Qu'est-ce-que la maladie de Lapeyronie ?

La maladie de Lapeyronie touche l’albuginée, l’enveloppe des corps caverneux de la verge. Il s’agit d’une fibrose, soit une augmentation anormale de la quantité de tissus fibreux dans une zone du corps, ici autour des corps caverneux de la verge, tissus qui permettent l’érection du pénis. La maladie se caractérise par une douleur, une déformation de la verge et des troubles de l’érection.

La maladie change l’anatomie de la verge, compromet les alternatives sexuelles du patient jusqu’à générer l’impossibilité d’avoir des rapports sexuels. Si la maladie est bénigne, ses conséquences sur l’état psychologique du patient ne sont pas à prendre à la légère. Divers traitements existent mais tous s’attaquent aux symptômes et ne permettent pas de guérir de la maladie de Lapeyronie.

Chiffres : quelle est la prévalence de cette pathologie ?

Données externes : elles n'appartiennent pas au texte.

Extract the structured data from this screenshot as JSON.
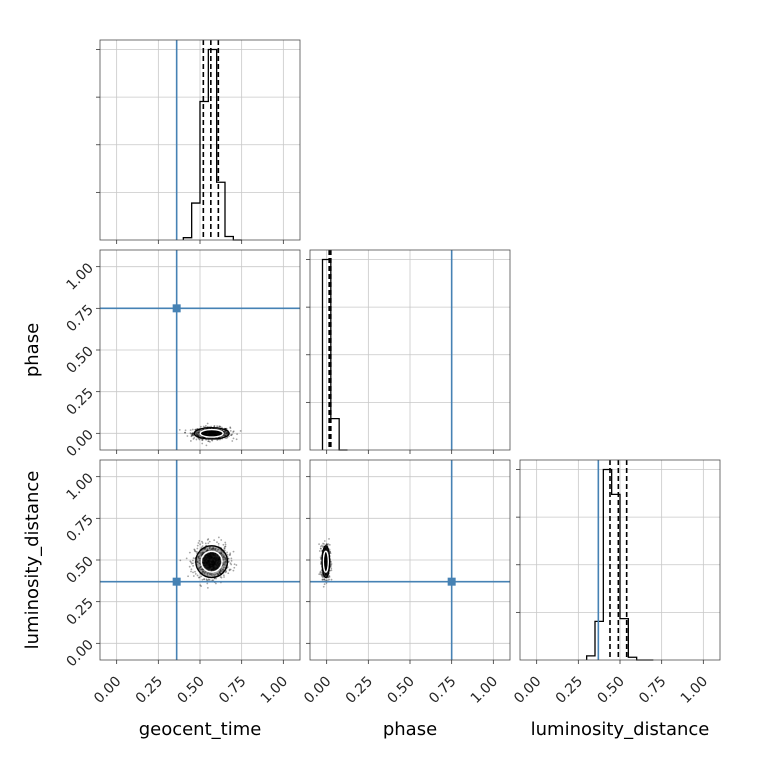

En moyenne, 3 à 9 % des hommes seraient touchés par la maladie de Lapeyronie. Ils sont âgés en moyenne de 53 à 54 ans. "Beaucoup de maladies de Lapeyronie sont surement minimes, non-diagnostiquées ou non gênantes", note néanmoins Antoine Faix.

Quels sont les symptômes de la maladie de Lapeyronie ?

La maladie de Lapeyronie peut impliquer trois types de symptômes, le plus souvent : 

  • La douleur : les malades ressentent des douleurs durant la première phase de la maladie, les six premiers mois. Cette douleur peut se manifester uniquement lors de l’érection ou lors des rapports sexuels. Notez toutefois que 30 % des patients ne ressentent aucune douleur.
  • La déformation : la verge peut subir une déformation angulaire, un étranglement et le plus souvent un rétrécissement. Cette altération est visible en érection, très rarement au repos. À l’état de flaccidité - lorsque la verge n'est pas gorgée de sang - les patients peuvent toutefois ressentir un raccourcissement.
  • Les troubles de l’érection : le développement d’une fibrose autour des corps caverneux, tissus érectiles qui permettent l’érection, sont à l’origine des dysfonctionnements érectiles, soit en rapport avec des modifications vasculaires mais aussi psychologiques. 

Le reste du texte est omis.